UK government launches competition for efficiency solutions in energy intensive industries

Article by Sam Baker

THE UK government has launched a Contracts for Innovation competition that will fund projects to test resource efficiency solutions across three energy intensive sectors, including chemicals.

Opening the competition to applications this week, the Department for Energy Security and Net Zero (DESNZ) and Innovate UK will allocate £3m (US$4m) to businesses that can demonstrate resource efficiency improvements in the chemicals, construction and automotive sectors. Project proposals must be entirely UK-based and should “contribute to UK territorial carbon savings”, the government says.

Each successful applicant will receive between £50,000 and £300,000 to run a project of up to five months, starting in November 2025. The government expects the average funding per project to be around £100,000. Projects must include a demonstration of the technology, either completed during the five-month period or within the last five years, and a life cycle assessment (LCA) that includes analysis of commercial potential. 

The government says applications should be framed in the context of DESNZ’s 2023 research on improving resource efficiency, which identified a number of commercially viable technologies across intensive manufacturing industries, including chemicals.
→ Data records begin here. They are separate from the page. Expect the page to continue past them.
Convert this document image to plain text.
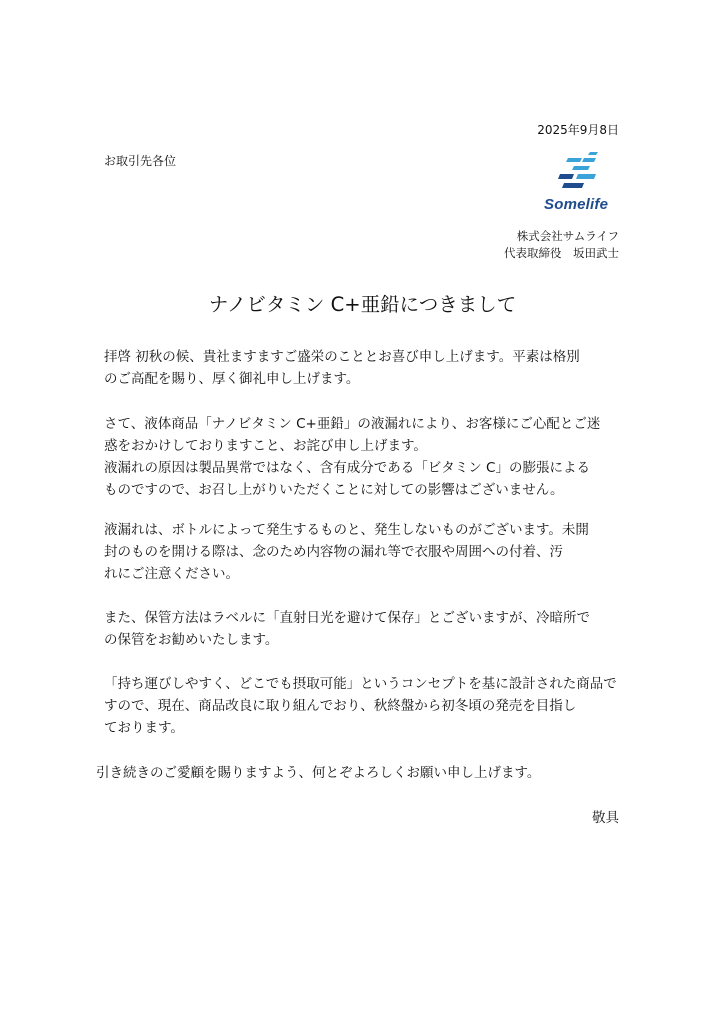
2025年9月8日
お取引先各位
Somelife
株式会社サムライフ
代表取締役　坂田武士
ナノビタミン C+亜鉛につきまして

拝啓 初秋の候、貴社ますますご盛栄のこととお喜び申し上げます。平素は格別
のご高配を賜り、厚く御礼申し上げます。

さて、液体商品「ナノビタミン C+亜鉛」の液漏れにより、お客様にご心配とご迷
惑をおかけしておりますこと、お詫び申し上げます。
液漏れの原因は製品異常ではなく、含有成分である「ビタミン C」の膨張による
ものですので、お召し上がりいただくことに対しての影響はございません。

液漏れは、ボトルによって発生するものと、発生しないものがございます。未開
封のものを開ける際は、念のため内容物の漏れ等で衣服や周囲への付着、汚
れにご注意ください。

また、保管方法はラベルに「直射日光を避けて保存」とございますが、冷暗所で
の保管をお勧めいたします。

「持ち運びしやすく、どこでも摂取可能」というコンセプトを基に設計された商品で
すので、現在、商品改良に取り組んでおり、秋終盤から初冬頃の発売を目指し
ております。

引き続きのご愛顧を賜りますよう、何とぞよろしくお願い申し上げます。
敬具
The government has said chemicals applications in the competition should fall into at least one of five categories: industrial symbiosis, redesign of chemical formulations, carbon capture, replacement of fossil feedstocks with sustainable biomass, and replacement of fossil feedstocks through chemical plastic recycling or other valorisation routes.
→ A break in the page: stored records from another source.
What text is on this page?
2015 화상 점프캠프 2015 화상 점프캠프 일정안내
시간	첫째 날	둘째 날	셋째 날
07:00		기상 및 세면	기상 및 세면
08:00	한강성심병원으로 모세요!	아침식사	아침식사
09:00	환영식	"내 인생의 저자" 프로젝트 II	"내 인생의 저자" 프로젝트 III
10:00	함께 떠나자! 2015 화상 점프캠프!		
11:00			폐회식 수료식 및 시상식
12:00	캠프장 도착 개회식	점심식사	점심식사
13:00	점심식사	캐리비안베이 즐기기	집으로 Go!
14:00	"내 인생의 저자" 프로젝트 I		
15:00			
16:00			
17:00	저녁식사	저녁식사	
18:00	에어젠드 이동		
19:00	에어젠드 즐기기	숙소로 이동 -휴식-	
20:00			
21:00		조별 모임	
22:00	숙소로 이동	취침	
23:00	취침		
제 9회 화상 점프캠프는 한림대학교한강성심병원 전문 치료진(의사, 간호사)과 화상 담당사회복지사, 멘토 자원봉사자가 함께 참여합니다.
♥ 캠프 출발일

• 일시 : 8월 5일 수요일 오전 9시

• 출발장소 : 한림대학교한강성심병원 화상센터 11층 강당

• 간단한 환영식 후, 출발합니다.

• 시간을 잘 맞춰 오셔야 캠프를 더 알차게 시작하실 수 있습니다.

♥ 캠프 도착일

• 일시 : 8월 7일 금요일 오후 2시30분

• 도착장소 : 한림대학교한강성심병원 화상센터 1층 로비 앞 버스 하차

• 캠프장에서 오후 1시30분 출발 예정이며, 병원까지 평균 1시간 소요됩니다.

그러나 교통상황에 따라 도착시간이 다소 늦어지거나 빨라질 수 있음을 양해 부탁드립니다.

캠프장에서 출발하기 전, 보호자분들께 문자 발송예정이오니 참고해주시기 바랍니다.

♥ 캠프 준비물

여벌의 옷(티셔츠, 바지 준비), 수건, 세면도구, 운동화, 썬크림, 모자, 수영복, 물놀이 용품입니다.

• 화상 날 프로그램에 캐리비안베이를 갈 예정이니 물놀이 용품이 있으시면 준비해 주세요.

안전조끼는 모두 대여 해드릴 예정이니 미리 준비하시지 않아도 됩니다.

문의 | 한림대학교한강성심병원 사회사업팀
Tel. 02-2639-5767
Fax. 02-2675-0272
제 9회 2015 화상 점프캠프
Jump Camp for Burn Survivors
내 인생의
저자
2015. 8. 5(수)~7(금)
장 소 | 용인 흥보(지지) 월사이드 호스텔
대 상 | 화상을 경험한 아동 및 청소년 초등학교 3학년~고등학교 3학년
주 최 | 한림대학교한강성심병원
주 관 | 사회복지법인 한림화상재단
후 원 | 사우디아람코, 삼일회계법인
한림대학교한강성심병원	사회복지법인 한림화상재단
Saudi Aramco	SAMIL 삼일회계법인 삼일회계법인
Construction proposals must fall under at least one of several categories. While most are geared toward the sector’s civil industries, one focuses on recovering materials and components for reuse and recycling, and another targets reducing embodied carbon in new buildings, such as through lower-carbon cement and steel.

‘Missed opportunities’

The competition has been met with some disappointment for not having a wide enough scope.  David Gardner, chair of IChemE’s special interest group on sustainability, told TCE: “It is a shame that the call, although welcome, has missed the opportunity to be truly innovative in the approach and to address a more all-encompassing concept of resource efficiency that would help develop future, truly sustainable, processes.
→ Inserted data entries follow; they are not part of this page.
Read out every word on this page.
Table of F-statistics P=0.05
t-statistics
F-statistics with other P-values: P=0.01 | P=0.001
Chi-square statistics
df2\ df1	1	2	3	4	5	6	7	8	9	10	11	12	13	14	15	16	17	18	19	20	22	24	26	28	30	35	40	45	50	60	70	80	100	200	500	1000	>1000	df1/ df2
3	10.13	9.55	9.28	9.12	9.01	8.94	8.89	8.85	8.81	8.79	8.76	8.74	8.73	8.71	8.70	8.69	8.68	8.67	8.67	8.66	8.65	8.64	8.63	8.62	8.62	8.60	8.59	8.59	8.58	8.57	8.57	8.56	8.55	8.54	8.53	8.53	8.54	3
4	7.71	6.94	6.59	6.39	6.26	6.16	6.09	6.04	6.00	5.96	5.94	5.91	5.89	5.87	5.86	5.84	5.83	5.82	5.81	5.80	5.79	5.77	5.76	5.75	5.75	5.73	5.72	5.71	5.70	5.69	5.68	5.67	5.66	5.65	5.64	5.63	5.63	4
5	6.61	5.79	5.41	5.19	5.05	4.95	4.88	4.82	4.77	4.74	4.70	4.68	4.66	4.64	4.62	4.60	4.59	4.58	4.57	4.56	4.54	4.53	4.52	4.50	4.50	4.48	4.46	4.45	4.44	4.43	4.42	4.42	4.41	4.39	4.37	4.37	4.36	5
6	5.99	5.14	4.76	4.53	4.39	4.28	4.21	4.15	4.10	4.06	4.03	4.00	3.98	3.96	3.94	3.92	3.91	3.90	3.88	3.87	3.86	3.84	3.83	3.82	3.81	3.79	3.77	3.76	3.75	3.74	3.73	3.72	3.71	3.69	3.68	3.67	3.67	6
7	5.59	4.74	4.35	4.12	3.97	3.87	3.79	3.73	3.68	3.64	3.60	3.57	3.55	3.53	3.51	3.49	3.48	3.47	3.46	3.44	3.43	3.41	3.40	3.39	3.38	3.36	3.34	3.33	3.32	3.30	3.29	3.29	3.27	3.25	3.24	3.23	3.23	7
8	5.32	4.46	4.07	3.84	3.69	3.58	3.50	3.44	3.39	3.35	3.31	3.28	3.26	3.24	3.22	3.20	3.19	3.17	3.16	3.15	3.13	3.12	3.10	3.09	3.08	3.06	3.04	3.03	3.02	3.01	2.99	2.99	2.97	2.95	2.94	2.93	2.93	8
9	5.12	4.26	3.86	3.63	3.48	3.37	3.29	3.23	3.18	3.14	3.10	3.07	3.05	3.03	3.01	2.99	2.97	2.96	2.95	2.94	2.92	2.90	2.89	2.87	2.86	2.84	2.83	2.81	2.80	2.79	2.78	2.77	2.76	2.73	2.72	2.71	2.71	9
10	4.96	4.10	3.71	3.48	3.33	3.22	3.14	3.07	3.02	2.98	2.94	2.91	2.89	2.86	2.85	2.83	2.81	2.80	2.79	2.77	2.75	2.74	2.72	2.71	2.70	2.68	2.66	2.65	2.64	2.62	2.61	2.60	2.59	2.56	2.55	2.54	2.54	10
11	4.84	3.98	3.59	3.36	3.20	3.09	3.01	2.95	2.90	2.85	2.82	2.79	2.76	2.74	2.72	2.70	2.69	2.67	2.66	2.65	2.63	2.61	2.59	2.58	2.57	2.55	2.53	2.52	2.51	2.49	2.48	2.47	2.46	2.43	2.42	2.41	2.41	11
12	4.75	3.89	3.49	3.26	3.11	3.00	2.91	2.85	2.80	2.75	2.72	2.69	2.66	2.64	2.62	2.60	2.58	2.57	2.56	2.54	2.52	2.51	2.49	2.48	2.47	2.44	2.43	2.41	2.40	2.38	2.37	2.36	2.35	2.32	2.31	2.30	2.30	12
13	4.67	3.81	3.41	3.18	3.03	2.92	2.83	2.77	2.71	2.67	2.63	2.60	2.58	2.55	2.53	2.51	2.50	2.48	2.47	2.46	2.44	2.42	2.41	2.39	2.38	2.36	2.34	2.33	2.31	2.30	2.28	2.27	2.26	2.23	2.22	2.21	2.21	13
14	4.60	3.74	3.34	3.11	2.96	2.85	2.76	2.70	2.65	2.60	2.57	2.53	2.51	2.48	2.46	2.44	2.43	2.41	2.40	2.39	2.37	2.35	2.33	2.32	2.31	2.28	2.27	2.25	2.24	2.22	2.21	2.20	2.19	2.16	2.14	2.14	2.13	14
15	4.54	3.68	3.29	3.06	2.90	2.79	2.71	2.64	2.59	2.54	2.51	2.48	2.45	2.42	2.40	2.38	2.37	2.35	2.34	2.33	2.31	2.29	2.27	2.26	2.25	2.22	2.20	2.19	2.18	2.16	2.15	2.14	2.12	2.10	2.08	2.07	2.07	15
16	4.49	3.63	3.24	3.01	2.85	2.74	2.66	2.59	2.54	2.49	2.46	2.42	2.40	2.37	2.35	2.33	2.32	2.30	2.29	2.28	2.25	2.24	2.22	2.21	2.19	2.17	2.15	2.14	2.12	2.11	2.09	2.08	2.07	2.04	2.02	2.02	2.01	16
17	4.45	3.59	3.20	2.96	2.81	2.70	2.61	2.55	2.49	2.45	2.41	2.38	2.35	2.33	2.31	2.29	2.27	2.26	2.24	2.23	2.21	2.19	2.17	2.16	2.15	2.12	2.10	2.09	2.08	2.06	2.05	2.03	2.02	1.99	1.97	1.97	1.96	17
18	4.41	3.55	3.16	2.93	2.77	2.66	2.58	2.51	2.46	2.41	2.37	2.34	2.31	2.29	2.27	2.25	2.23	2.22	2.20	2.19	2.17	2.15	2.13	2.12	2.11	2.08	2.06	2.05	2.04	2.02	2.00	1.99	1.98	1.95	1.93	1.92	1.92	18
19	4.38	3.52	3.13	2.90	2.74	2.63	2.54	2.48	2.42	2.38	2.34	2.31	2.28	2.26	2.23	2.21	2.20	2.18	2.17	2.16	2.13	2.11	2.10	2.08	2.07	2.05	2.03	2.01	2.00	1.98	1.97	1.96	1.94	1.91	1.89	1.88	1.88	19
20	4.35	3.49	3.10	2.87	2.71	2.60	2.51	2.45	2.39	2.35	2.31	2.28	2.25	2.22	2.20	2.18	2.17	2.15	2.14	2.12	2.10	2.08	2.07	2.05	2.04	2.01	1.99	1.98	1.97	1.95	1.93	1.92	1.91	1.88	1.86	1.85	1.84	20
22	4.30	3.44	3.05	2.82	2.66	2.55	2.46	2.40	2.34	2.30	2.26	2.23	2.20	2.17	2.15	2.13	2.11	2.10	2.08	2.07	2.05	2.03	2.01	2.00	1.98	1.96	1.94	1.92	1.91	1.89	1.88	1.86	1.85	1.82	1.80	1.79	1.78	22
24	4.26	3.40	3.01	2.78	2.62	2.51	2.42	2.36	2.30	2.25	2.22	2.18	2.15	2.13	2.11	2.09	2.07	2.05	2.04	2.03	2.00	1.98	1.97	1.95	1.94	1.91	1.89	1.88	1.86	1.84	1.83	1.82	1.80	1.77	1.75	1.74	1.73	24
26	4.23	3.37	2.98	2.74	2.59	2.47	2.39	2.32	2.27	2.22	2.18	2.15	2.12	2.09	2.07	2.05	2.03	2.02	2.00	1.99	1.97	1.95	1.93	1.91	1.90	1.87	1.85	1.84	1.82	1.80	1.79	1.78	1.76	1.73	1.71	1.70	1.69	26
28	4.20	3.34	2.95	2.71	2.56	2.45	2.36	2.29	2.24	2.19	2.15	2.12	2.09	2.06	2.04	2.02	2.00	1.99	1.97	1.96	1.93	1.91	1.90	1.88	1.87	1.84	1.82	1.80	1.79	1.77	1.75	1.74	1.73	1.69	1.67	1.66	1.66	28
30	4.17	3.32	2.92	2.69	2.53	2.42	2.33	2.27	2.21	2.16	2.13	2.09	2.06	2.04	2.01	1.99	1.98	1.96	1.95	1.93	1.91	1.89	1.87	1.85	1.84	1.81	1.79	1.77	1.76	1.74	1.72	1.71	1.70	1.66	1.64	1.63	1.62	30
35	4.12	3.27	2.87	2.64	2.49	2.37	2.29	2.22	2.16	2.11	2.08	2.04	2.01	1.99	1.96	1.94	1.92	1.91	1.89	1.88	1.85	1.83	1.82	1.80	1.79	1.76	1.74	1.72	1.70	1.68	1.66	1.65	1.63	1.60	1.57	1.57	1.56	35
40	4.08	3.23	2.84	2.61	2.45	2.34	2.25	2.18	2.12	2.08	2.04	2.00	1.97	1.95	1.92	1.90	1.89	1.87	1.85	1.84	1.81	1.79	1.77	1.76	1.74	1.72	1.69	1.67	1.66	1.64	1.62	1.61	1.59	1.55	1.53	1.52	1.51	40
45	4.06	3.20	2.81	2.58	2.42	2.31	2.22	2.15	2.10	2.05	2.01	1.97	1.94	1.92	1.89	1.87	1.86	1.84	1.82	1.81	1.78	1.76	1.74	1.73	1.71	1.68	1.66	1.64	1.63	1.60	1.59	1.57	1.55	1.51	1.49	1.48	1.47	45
“However, I would encourage chemical engineers to get involved with the competition, but to stretch themselves and the aims of any proposed project to go beyond the call itself and use their unique talents to demonstrate how resource efficiency can be incorporated into future production across all sectors.”

The government has said the LCA submitted at the end of each successful project must include analysis of downstream impacts, while instructing applicants that “if your solution relies on feedstocks that are utilised in other systems then we expect you to consider the impacts on these wider systems”. However, Gardner believes there is an over-reliance on LCAs as a metric of success. He said: “New developments in chemical engineering [are] moving beyond this type of analysis so that a much broader systems-thinking approach can be identified and adopted.

“By missing out these concepts, funded projects run the risk of solving a local problem rather than a global issue.” A DESNZ spokesperson said that “solutions which promote offshoring of UK industries will not be eligible”.

The competition is open to applications here and will close on 27 August 2025.